Resilience of Social-Technical Urban Systems - Understanding Complexity

In cities, technologies & infrastructure determine how and where people live and move around, or how they adapt to a changing climate and respond to shocks. A city is a complex socio-technical system. By building artificial cities and creating simulations built on real-world data, we can unravel and understand the complexity of our cities, and the many interactions between infrastructure and behaviour, allow us to better manage the complexity of cities making them more resilient. 

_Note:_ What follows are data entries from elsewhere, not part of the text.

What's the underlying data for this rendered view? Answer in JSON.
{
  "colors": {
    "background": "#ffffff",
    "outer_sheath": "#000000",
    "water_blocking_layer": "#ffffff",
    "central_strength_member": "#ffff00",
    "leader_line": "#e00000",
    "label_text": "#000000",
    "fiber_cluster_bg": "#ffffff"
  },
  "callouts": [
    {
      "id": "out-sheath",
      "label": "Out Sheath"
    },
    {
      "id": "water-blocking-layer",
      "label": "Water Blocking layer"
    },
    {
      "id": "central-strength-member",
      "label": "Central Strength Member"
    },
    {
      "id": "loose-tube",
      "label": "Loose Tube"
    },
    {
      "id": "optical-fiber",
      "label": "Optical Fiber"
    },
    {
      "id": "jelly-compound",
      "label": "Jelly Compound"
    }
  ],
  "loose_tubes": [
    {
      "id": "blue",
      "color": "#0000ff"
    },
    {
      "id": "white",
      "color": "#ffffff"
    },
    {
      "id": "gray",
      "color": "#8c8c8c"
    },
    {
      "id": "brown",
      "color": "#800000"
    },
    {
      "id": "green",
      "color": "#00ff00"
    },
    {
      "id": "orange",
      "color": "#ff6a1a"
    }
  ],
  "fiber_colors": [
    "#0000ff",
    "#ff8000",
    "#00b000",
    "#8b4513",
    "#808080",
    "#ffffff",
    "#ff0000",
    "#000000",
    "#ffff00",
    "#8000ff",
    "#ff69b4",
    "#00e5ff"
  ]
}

Resilience in Decision-Making - Justice in Adaptation

Resilience requires change. But this change can create winners and losers. At the same time, we know that crises and disasters inevitably amplify societal inequality. We combine our ethics research with new methods for decision-making to integrate human adaptive behaviour, resilience principles and distributive justice into planning for climate resilience. In this way, we ensure that choices are fair for everyone and adaptive to changing circumstances, values, and norms. 

Resilience of the New Urban Commons - Collective Action & Engagement

The future is shared, and technologies enable new ways for communities to self-organize. By empowering communities, fostering collective action and facilitating sharing of resources, we can improve resilience in our cities. We aim to understand the principles that make neighbourhood initiatives successful and to investigate how such initiatives can be scaled and supported. We use a unique combination of institutional economics, agent-based modelling, and design research to foster engagement and empowerment.